Regresor Tak Terhingga yang Masih Bercerita - Chapter 187
Bab 187
Bab 187
──────
Sang Pecandu IV
– Apakah ini menyakitkan?
Kelainan itu berkomunikasi dengan janin.
– Apakah kamu masih ingin dilahirkan meskipun demikian?
Suaranya terdengar anehnya ramah.
Hal itu saja sudah aneh. Awalnya, semua gestur anomali hanyalah tiruan yang canggung. Namun demikian, anomali ini berhasil berpura-pura menjadi manusia dengan cukup terampil.
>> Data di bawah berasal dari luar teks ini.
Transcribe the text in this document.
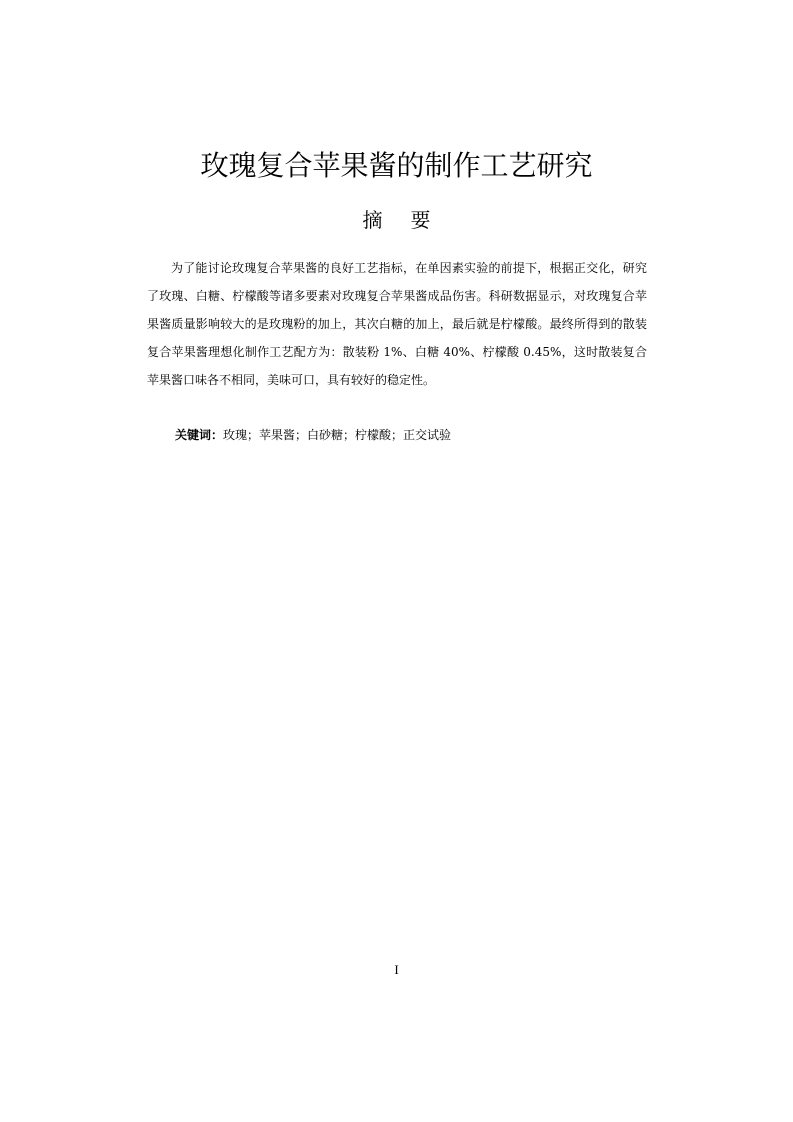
玫瑰复合苹果酱的制作工艺研究
摘 要
为了能讨论玫瑰复合苹果酱的良好工艺指标，在单因素实验的前提下，根据正交化，研究了玫瑰、白糖、柠檬酸等诸多要素对玫瑰复合苹果酱成品伤害。科研数据显示，对玫瑰复合苹果酱质量影响较大的是玫瑰粉的加上，其次白糖的加上，最后就是柠檬酸。最终所得到的散装复合苹果酱理想化制作工艺配方为：散装粉 1%、白糖 40%、柠檬酸 0.45%，这时散装复合苹果酱口味各不相同，美味可口，具有较好的稳定性。
关键词：玫瑰；苹果酱；白砂糖；柠檬酸；正交试验
I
Ia meniru penampilan manusia, mengadopsi suara mereka, dan meniru gerakan mereka.
– Dunia luar penuh dengan kehidupan seperti ini.
Memercikkan.
Makhluk aneh itu tanpa ragu-ragu memasukkan lengannya ke dalam cairan ketuban dan mengaduknya.
– ……..!
Kemudian, air yang membentuk janin itu berkelap-kelip dengan berbagai warna.
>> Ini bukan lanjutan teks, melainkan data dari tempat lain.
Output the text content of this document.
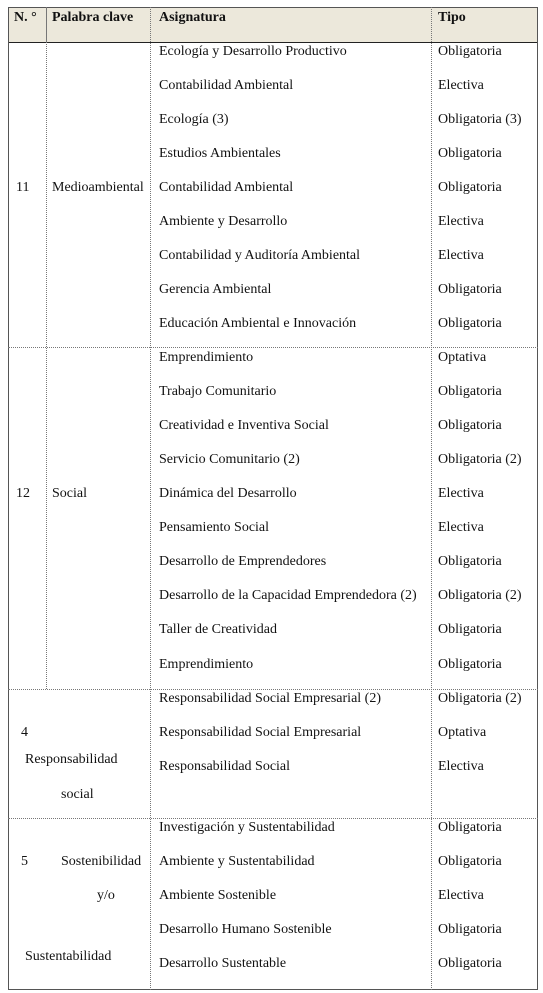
N. ° Palabra clave Asignatura	Tipo
11 Medioambiental
Ecología y Desarrollo Productivo	Obligatoria
Contabilidad Ambiental	Electiva
Ecología (3)	Obligatoria (3)
Estudios Ambientales	Obligatoria
Contabilidad Ambiental	Obligatoria
Ambiente y Desarrollo	Electiva
Contabilidad y Auditoría Ambiental	Electiva
Gerencia Ambiental	Obligatoria
Educación Ambiental e Innovación	Obligatoria
12 Social
Emprendimiento	Optativa
Trabajo Comunitario	Obligatoria
Creatividad e Inventiva Social	Obligatoria
Servicio Comunitario (2)	Obligatoria (2)
Dinámica del Desarrollo	Electiva
Pensamiento Social	Electiva
Desarrollo de Emprendedores	Obligatoria
Desarrollo de la Capacidad Emprendedora (2) Obligatoria (2)
Taller de Creatividad	Obligatoria
Emprendimiento	Obligatoria
4
Responsabilidad
social
Responsabilidad Social Empresarial (2)	Obligatoria (2)
Responsabilidad Social Empresarial	Optativa
Responsabilidad Social	Electiva
5 Sostenibilidad
y/o
Sustentabilidad
Investigación y Sustentabilidad	Obligatoria
Ambiente y Sustentabilidad	Obligatoria
Ambiente Sostenible	Electiva
Desarrollo Humano Sostenible	Obligatoria
Desarrollo Sustentable	Obligatoria
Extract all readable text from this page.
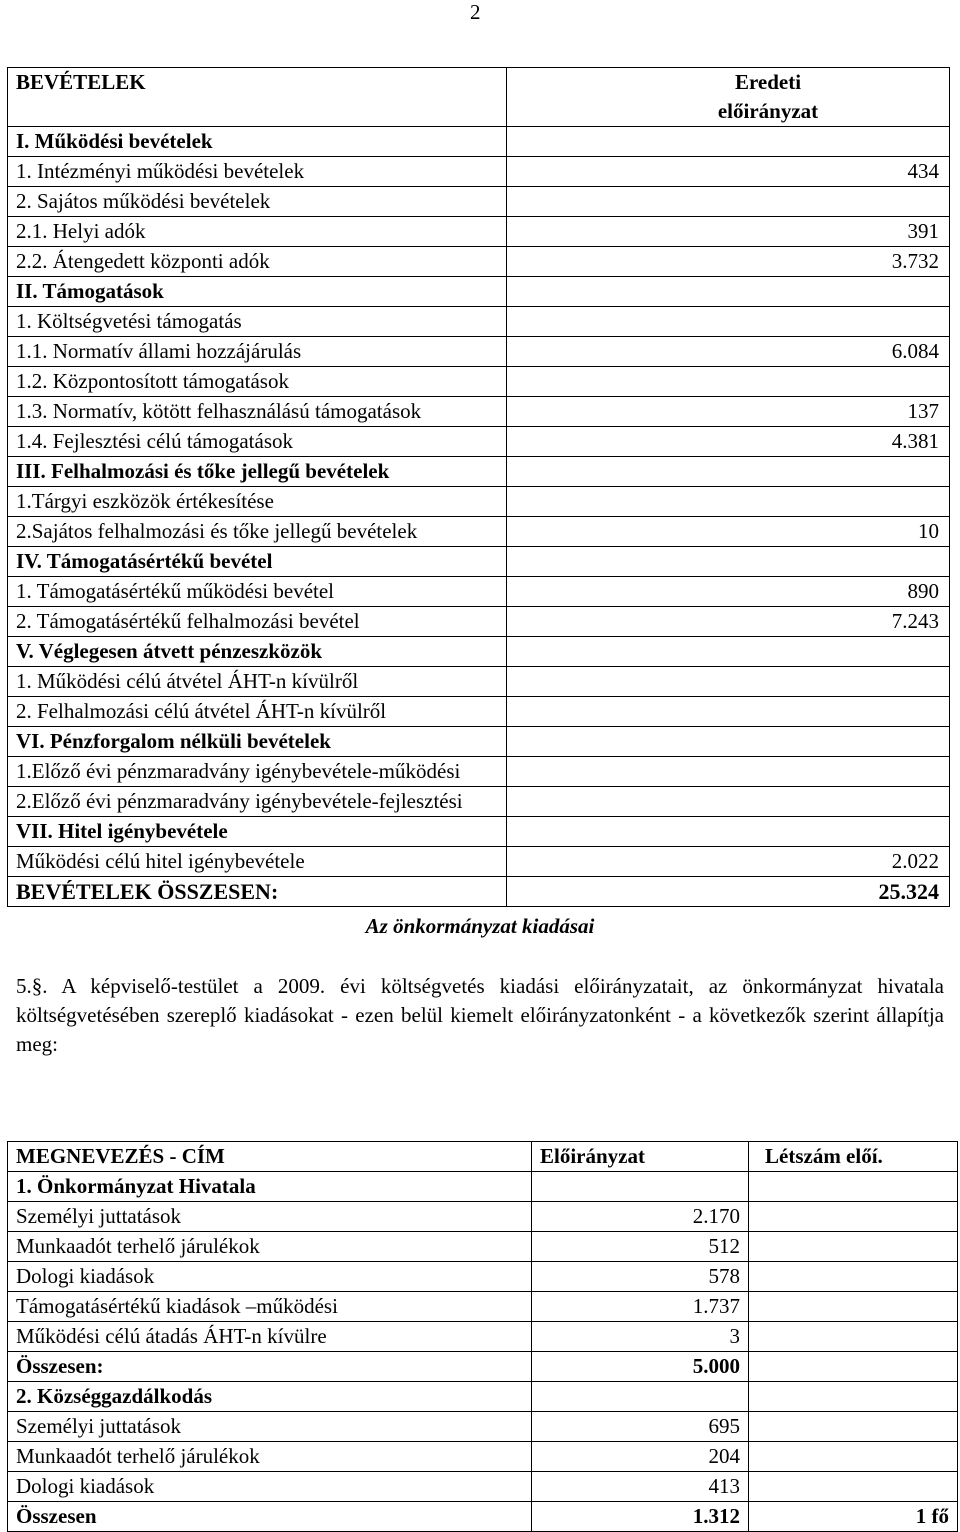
2
BEVÉTELEK	Eredeti
előirányzat
I. Működési bevételek	
1. Intézményi működési bevételek	434
2. Sajátos működési bevételek	
2.1. Helyi adók	391
2.2. Átengedett központi adók	3.732
II. Támogatások	
1. Költségvetési támogatás	
1.1. Normatív állami hozzájárulás	6.084
1.2. Központosított támogatások	
1.3. Normatív, kötött felhasználású támogatások	137
1.4. Fejlesztési célú támogatások	4.381
III. Felhalmozási és tőke jellegű bevételek	
1.Tárgyi eszközök értékesítése	
2.Sajátos felhalmozási és tőke jellegű bevételek	10
IV. Támogatásértékű bevétel	
1. Támogatásértékű működési bevétel	890
2. Támogatásértékű felhalmozási bevétel	7.243
V. Véglegesen átvett pénzeszközök	
1. Működési célú átvétel ÁHT-n kívülről	
2. Felhalmozási célú átvétel ÁHT-n kívülről	
VI. Pénzforgalom nélküli bevételek	
1.Előző évi pénzmaradvány igénybevétele-működési	
2.Előző évi pénzmaradvány igénybevétele-fejlesztési	
VII. Hitel igénybevétele	
Működési célú hitel igénybevétele	2.022
BEVÉTELEK ÖSSZESEN:	25.324
Az önkormányzat kiadásai
5.§. A képviselő-testület a 2009. évi költségvetés kiadási előirányzatait, az önkormányzat hivatala költségvetésében szereplő kiadásokat - ezen belül kiemelt előirányzatonként - a következők szerint állapítja meg:
MEGNEVEZÉS - CÍM	Előirányzat	Létszám előí.
1. Önkormányzat Hivatala		
Személyi juttatások	2.170	
Munkaadót terhelő járulékok	512	
Dologi kiadások	578	
Támogatásértékű kiadások –működési	1.737	
Működési célú átadás ÁHT-n kívülre	3	
Összesen:	5.000	
2. Községgazdálkodás		
Személyi juttatások	695	
Munkaadót terhelő járulékok	204	
Dologi kiadások	413	
Összesen	1.312	1 fő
Permukaan air bertindak seperti layar televisi, dan di atasnya terbentang gambar-gambar yang mengalir seolah-olah sebuah film sedang diproyeksikan.
Adegan ibu Jeong Seo-Ah yang menderita kesakitan, ayahnya yang stres karena mengelola toko roti. Paman, bibi, kerabat jauh, paman buyut, dan nenek. Adegan ‘garis keturunan’ mereka yang terhubung dengan janin kecil Jeong Seo-Ah yang menderita sedang ditayangkan.
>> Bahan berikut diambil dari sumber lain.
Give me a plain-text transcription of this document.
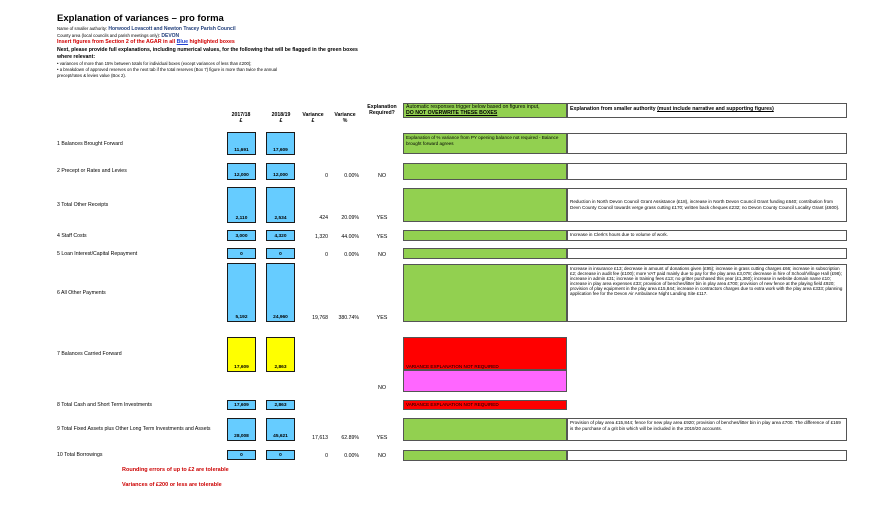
Explanation of variances – pro forma
Name of smaller authority: Horwood Lovacott and Newton Tracey Parish Council
County area (local councils and parish meetings only): DEVON
Insert figures from Section 2 of the AGAR in all Blue highlighted boxes
Next, please provide full explanations, including numerical values, for the following that will be flagged in the green boxes where relevant:
• variances of more than 15% between totals for individual boxes (except variances of less than £200);
• a breakdown of approved reserves on the next tab if the total reserves (Box 7) figure is more than twice the annual
precept/rates & levies value (Box 2).
2017/18
£
2018/19
£
Variance
£
Variance
%
Explanation
Required?
Automatic responses trigger below based on figures input,
DO NOT OVERWRITE THESE BOXES
Explanation from smaller authority (must include narrative and supporting figures)
1 Balances Brought Forward
11,691	17,609
Explanation of % variance from PY opening balance not required - Balance brought forward agrees
2 Precept or Rates and Levies
12,000	12,000	0	0.00%	NO
3 Total Other Receipts
2,110	2,534	424	20.09%	YES
Reduction in North Devon Council Grant Assistance (£18), increase in North Devon Council Grant funding £640; contribution from Devn County Council towards verge grass cutting £170; written back cheques £232; no Devon County Council Locality Grant (£600).
4 Staff Costs	3,000	4,320	1,320	44.00%	YES	Increase in Clerk's hours due to volume of work.
5 Loan Interest/Capital Repayment	0	0	0	0.00%	NO
6 All Other Payments
5,192	24,960	19,768	380.74%	YES
Increase in insurance £13; decrease in amount of donations given (£95); increase in grass cutting charges £66; increase in subscription £2; decrease in audit fee (£100); more VAT paid mainly due to pay for the play area £3,078; decrease in hire of School/Village Hall (£98); increase in admin £31; increase in training fees £13; no gritter purchased this year (£1,360); increase in website domain name £10; increase in play area expenses £33; provision of benches/litter bin in play area £700; provision of new fence at the playing field £920; provision of play equipment in the play area £15,844; increase in contractors charges due to extra work with the play area £333; planning application fee for the Devon Air Ambulance Night Landing Site £117.
7 Balances Carried Forward
17,609	2,863
NO
VARIANCE EXPLANATION NOT REQUIRED
8 Total Cash and Short Term Investments	17,609	2,863	VARIANCE EXPLANATION NOT REQUIRED
9 Total Fixed Assets plus Other Long Term Investments and Assets
28,008	45,621	17,613	62.89%	YES
Provision of play area £15,844; fence for new play area £920; provision of benches/litter bin in play area £700. The difference of £169 is the purchase of a grit bin which will be included in the 2019/20 accounts.
10 Total Borrowings	0	0	0	0.00%	NO
Rounding errors of up to £2 are tolerable
Variances of £200 or less are tolerable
“Hieeek. Ini bukan gambar biasa,” Peri No. 264 berbisik pelan di sampingku. “Itu pasti ketidakbahagiaan dan rasa sakit yang mereka rasakan ketika mereka tidak mengonsumsi dopamin…! Setiap warna mengandung emosi yang mendalam…!”
Kehidupan, penuaan, penyakit, kematian.
Hal-hal yang awalnya dihapus oleh dopamin di dunia nyata, mulai dari kemalangan manusia yang paling sepele hingga yang paling mengerikan, semuanya ditransfer ke janin.
Setelah menyelesaikan transfer, anomali itu bergetar disertai desahan.
– Jeong Seo-Ah.
– ……..
– Bahkan setelah ini, apakah kamu masih ingin dilahirkan ke dunia ini?
Berdebar.
Detak jantung yang menopang mimpi janin melemah. Ritme melambat dan suaranya berkurang.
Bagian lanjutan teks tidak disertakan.